Petrie, 41, and Travis, 32, who has severe cerebral palsy and has no use of his arms and legs, had hoped to finish the challenging half Ironman event in 8½ hours Saturday.
The Muncie 70.3 Ironman featured a total of 70.3 miles of swimming, bicycling and running, and Petrie and Travis had hoped to complete it to qualify for a full Ironman.
Petrie, of Barberton, and Travis, of Akron, easily completed the 1.2-mile swim, but the bicycling did them in.
They didn’t finish the lengthy 56-mile route until 1:10 p.m. — 10 minutes after the cut-off time set by race officials. This meant they couldn’t even attempt the final leg — the 13.1-mile run that would have had Petrie pushing Zeke in his racing chair, as he did last year in the Akron Marathon.
At Saturday’s half Ironman, “pulling Dre behind me [in the lightweight trailer] ... was like pulling a parachute,” Petrie said Monday, noting that on Saturday it was very windy in Muncie, Ind.
Petrie said he and Travis need to use different equipment — including a bicycle with a seat in front in that Andre would ride — to compete in long-distance triathlons. Petrie is hoping to land a sponsor to make that a reality.
“We need a customized bike where Dre is mounted on the front to compete at the Ironman-distance level,” said Petrie, who is a health aide for Andre and drives a van for an agency, shuttling Travis and others to a day program. “We will be looking for a sponsor.”
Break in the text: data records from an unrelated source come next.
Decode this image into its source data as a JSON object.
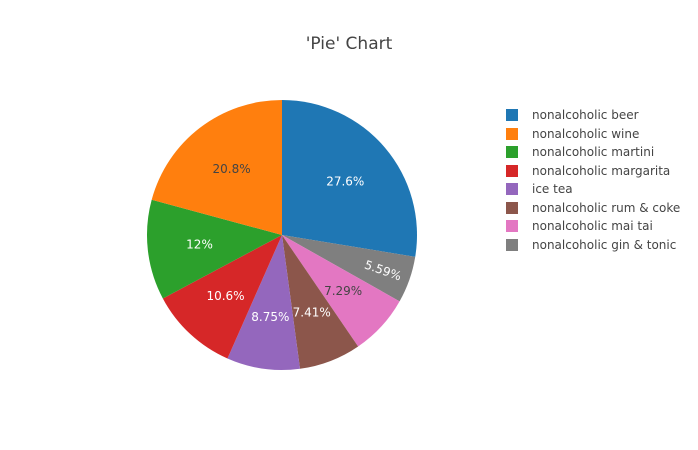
{
  "chart_data": {
    "type": "pie",
    "title": "'Pie' Chart",
    "legend_position": "right",
    "direction": "clockwise",
    "start": "top",
    "slices": [
      {
        "label": "nonalcoholic beer",
        "value": 27.6,
        "text": "27.6%",
        "color": "#1f77b4",
        "text_color": "#ffffff"
      },
      {
        "label": "nonalcoholic gin & tonic",
        "value": 5.59,
        "text": "5.59%",
        "color": "#7f7f7f",
        "text_color": "#ffffff"
      },
      {
        "label": "nonalcoholic mai tai",
        "value": 7.29,
        "text": "7.29%",
        "color": "#e377c2",
        "text_color": "#444444"
      },
      {
        "label": "nonalcoholic rum & coke",
        "value": 7.41,
        "text": "7.41%",
        "color": "#8c564b",
        "text_color": "#ffffff"
      },
      {
        "label": "ice tea",
        "value": 8.75,
        "text": "8.75%",
        "color": "#9467bd",
        "text_color": "#ffffff"
      },
      {
        "label": "nonalcoholic margarita",
        "value": 10.6,
        "text": "10.6%",
        "color": "#d62728",
        "text_color": "#ffffff"
      },
      {
        "label": "nonalcoholic martini",
        "value": 12,
        "text": "12%",
        "color": "#2ca02c",
        "text_color": "#ffffff"
      },
      {
        "label": "nonalcoholic wine",
        "value": 20.8,
        "text": "20.8%",
        "color": "#ff7f0e",
        "text_color": "#444444"
      }
    ],
    "legend": [
      {
        "label": "nonalcoholic beer",
        "color": "#1f77b4"
      },
      {
        "label": "nonalcoholic wine",
        "color": "#ff7f0e"
      },
      {
        "label": "nonalcoholic martini",
        "color": "#2ca02c"
      },
      {
        "label": "nonalcoholic margarita",
        "color": "#d62728"
      },
      {
        "label": "ice tea",
        "color": "#9467bd"
      },
      {
        "label": "nonalcoholic rum & coke",
        "color": "#8c564b"
      },
      {
        "label": "nonalcoholic mai tai",
        "color": "#e377c2"
      },
      {
        "label": "nonalcoholic gin & tonic",
        "color": "#7f7f7f"
      }
    ]
  }
}
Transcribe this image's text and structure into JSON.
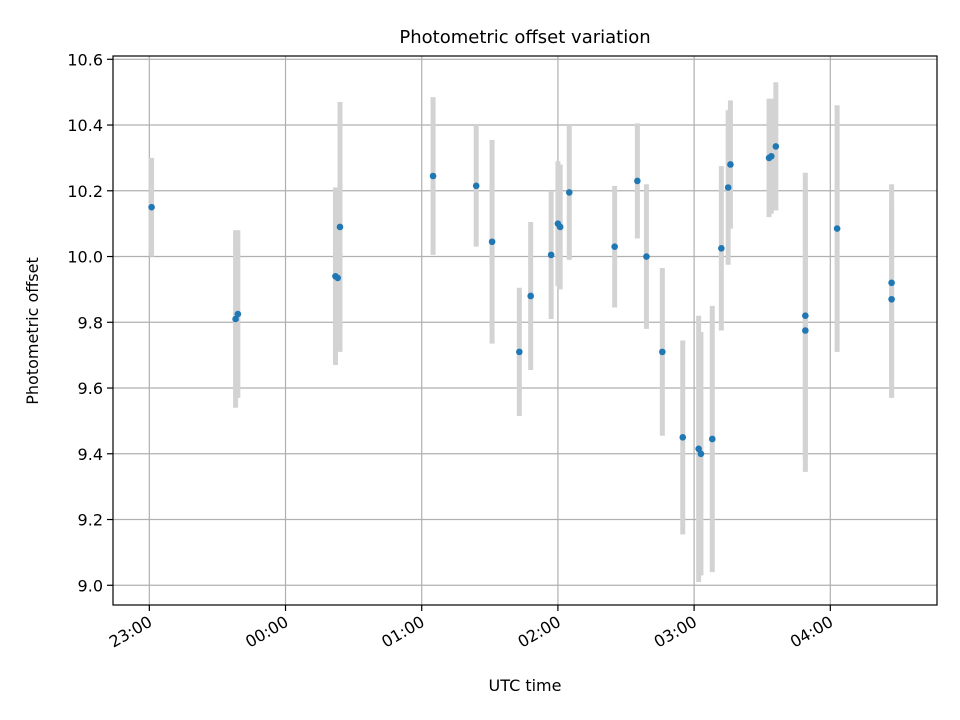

At the half Ironman, Petrie said, another big issue was Travis’ bike helmet, which fell off four times. Each time, Petrie had to dismount and put the helmet back on his friend’s head.
“We probably need a customized helmet,” Petrie said.
Finishing in the allotted 8½ hours would have allowed Petrie and Travis to compete in an upcoming full Ironman in Wisconsin. That event is a precursor to the marquee full Ironman in Hawaii.
Petrie said that without better equipment, the two won’t compete in those events.
“We want to go to these events knowing we are going to finish, not hoping,” Petrie said. “It was more difficult to pull him 56 miles on the bike than to push him 26 miles in the Akron Marathon,” Petrie said of Travis.
Petrie and Travis are believed to be that race’s first push-chair team. This spring, the two also completed the Rite-Aid Marathon in Cleveland.
Petrie noted that father and son Dick and Rick Hoyt of Massachusetts have used a customized bicycle, with a seat in front for Rick Hoyt, who like Travis has cerebral palsy and uses a wheelchair. The Hoyts have competed in hundreds of races and several Ironman competitions.
The Hoyts have served as an inspiration to Travis and Petrie.